Artificial Intelligence: Robot Learning

Robot Learning

Introduction

“We are approaching a time when machines will be capable of outperforming humans at nearly any task,” articulates Prof. Moshe Vardi, a computer science lecturer at Rice University, Texas. Robot learning is broad research field covering both robotics and machine learning. It entails studies of techniques enabling a robot to acquire novel skills in addition to adapting to its surroundings through learning algorithms (connell & Mahadevan, 1993). Autonomous robots must, thus, be capable of learning and maintaining models of their surroundings. Recent study on mobile robot navigation has yielded two key paradigms for mapping indoor surroundings: topological and grid-based archetypes (Thrun, 1997). This paper offers an analysis of a vision-based homing action that offers self-positioning for a mobile robot exploiting ceiling structures as landmarks. This fairly new behavioral concept joins the navigation approach developed for mobile robots, whose inspiration is to characterize the robot spatial knowledge into a topological map; where nodes are made up of self-positioning sites and edges represent any reactive action moving the robot between two physical nodes.

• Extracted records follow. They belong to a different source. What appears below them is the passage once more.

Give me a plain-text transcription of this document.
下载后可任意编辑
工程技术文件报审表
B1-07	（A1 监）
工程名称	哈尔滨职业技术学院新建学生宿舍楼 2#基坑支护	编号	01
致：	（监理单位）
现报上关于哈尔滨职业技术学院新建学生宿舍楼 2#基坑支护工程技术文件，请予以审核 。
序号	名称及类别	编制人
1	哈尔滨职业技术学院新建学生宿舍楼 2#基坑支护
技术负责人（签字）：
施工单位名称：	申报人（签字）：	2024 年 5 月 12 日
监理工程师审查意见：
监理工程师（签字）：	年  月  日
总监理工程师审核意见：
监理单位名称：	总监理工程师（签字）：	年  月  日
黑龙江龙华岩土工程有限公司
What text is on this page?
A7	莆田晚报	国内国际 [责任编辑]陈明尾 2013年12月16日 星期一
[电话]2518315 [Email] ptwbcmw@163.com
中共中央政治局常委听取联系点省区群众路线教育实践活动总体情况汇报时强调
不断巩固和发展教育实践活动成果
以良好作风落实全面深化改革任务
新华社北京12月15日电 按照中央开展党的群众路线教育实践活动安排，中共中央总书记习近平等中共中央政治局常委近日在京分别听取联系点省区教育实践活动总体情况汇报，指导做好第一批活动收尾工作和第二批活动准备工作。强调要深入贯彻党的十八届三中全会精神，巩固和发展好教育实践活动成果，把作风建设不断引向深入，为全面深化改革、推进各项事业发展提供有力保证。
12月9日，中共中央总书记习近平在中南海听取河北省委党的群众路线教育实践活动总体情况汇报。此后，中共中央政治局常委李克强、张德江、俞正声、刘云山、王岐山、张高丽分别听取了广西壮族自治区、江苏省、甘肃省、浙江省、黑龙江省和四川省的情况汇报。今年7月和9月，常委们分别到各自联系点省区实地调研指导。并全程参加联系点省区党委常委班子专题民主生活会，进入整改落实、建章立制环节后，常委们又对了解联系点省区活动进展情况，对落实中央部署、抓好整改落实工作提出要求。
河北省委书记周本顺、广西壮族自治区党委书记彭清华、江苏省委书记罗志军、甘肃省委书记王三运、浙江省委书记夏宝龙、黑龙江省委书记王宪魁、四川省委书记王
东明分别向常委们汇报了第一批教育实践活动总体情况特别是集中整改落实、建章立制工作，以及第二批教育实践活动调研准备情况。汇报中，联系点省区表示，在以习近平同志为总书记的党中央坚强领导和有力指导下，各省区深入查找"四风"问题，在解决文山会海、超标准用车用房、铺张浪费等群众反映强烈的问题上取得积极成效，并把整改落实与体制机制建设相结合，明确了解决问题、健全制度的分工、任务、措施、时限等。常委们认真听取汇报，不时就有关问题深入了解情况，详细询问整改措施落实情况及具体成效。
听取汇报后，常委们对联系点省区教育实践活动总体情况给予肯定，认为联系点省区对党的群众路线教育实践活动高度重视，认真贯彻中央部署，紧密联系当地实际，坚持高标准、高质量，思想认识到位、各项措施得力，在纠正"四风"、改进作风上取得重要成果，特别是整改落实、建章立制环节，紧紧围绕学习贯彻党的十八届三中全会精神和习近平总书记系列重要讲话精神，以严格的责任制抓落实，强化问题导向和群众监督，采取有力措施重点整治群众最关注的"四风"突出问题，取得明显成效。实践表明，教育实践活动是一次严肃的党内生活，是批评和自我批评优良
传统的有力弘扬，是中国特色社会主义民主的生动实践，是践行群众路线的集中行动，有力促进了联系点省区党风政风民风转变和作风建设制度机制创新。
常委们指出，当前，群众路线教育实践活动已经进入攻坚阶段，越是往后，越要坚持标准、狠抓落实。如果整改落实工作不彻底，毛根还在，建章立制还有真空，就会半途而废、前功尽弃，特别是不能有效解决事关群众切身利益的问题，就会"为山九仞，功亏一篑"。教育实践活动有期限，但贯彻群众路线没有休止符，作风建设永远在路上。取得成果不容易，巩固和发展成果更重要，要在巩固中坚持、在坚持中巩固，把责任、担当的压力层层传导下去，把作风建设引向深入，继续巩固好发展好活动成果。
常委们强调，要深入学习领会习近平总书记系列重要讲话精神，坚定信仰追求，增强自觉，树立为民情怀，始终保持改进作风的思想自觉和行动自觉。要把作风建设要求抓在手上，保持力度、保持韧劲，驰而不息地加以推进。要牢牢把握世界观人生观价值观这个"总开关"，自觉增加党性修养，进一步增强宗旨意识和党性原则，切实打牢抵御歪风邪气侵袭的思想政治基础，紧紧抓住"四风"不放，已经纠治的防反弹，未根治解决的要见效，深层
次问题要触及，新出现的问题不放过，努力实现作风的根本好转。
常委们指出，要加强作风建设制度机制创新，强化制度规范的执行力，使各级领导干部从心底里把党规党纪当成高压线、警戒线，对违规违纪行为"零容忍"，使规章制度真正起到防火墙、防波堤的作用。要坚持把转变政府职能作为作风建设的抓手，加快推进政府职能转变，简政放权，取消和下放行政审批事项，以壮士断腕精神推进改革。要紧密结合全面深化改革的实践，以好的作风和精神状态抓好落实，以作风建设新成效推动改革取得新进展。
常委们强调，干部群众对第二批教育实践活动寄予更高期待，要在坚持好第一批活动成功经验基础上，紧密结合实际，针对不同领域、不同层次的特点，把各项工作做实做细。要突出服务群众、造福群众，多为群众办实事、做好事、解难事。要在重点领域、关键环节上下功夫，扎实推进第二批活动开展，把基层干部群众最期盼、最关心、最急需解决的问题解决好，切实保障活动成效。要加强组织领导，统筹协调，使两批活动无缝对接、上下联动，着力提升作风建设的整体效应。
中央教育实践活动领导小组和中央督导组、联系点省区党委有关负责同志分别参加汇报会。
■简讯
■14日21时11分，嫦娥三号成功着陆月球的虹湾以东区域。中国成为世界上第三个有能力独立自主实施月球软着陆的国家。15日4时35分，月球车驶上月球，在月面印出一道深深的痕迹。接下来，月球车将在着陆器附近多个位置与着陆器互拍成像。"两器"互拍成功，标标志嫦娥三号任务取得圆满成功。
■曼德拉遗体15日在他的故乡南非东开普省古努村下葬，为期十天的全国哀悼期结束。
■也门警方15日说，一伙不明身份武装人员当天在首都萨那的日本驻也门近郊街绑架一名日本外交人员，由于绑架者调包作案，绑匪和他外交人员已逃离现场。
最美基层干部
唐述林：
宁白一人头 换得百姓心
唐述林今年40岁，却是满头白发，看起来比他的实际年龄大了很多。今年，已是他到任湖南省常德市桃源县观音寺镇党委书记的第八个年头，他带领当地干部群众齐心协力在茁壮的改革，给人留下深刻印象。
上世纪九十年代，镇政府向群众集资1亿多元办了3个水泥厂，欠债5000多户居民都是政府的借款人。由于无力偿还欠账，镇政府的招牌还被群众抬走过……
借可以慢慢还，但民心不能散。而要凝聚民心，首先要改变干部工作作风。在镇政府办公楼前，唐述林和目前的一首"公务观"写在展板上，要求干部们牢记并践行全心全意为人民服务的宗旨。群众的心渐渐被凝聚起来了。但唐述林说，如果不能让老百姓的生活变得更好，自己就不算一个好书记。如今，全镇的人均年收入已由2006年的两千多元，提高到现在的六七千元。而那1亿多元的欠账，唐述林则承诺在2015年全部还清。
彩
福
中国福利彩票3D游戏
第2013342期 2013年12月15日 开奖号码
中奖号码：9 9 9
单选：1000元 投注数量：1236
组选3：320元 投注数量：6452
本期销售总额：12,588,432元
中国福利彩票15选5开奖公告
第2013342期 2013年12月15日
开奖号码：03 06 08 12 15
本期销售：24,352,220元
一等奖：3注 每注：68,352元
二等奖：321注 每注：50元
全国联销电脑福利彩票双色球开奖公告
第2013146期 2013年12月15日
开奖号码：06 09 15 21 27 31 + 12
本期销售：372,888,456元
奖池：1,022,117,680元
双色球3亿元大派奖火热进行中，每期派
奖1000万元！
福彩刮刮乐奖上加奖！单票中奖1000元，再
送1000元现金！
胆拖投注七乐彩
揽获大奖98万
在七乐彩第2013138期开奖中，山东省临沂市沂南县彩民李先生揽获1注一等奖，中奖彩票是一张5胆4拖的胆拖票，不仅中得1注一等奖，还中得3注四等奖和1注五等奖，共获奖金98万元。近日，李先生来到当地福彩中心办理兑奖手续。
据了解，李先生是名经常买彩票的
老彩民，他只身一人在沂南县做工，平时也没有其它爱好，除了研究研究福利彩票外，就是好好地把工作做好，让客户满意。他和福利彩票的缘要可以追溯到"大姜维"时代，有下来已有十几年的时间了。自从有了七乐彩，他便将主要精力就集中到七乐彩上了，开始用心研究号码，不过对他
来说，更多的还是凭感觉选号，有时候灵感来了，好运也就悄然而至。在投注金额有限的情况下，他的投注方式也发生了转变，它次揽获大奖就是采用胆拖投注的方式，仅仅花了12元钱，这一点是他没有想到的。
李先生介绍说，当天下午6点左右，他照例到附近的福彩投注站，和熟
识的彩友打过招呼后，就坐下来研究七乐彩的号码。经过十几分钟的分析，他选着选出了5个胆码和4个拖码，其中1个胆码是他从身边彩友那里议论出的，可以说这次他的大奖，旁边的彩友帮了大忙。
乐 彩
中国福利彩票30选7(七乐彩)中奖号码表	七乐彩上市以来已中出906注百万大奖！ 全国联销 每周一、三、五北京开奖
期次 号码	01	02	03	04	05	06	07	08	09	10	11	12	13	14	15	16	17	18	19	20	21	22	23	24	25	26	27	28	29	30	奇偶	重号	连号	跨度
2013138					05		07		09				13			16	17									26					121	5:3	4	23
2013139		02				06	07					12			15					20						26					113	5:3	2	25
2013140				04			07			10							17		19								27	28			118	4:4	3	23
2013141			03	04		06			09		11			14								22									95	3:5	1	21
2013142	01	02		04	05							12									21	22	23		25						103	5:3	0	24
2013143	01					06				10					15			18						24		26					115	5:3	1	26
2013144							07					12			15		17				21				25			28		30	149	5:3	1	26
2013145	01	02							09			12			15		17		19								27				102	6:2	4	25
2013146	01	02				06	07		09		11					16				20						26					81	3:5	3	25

Self-Positioning Robot Navigation

The behavioral approach towards controlling robots is originally inspired by the animal world, where a behavior could be described as an self-sufficient stereotyped action maintained by a given stimulus (Facchinetti, Tièche, & Hügli, 1995). Although through this approach simple tasks can be attained with ease, a common challenge is that distinctive navigation challenges requiring spatial knowledge – map – are intricate to solve, owing to the underlying robot architecture, which is established on the interaction of the surroundings along with the reactive behaviors not mapped within the robot configuration space (Facchinetti, Tièche, & Hügli, 1995).

Proposed by Facchinetti et, al. (1995) a solution to the spatial knowledge challenge is offered by the self-positioning approach proposed in his earlier publications, which exploits a new class of vision-based actions that offer the critical link between control and navigation levels. In the self-positioning methodology, homing actions control the robot through serving its moves towards low-level visual primitives, for instance segments and points extracted from image sequences, which relate to structures and features of the environment. Here in, we describe self-positioning – homing – as the behavior of finding a stable position of the robot pose comparatively to the surronding in terms of visual primitives within an image or set of images (Facchinetti, Tièche, & Hügli, 1995).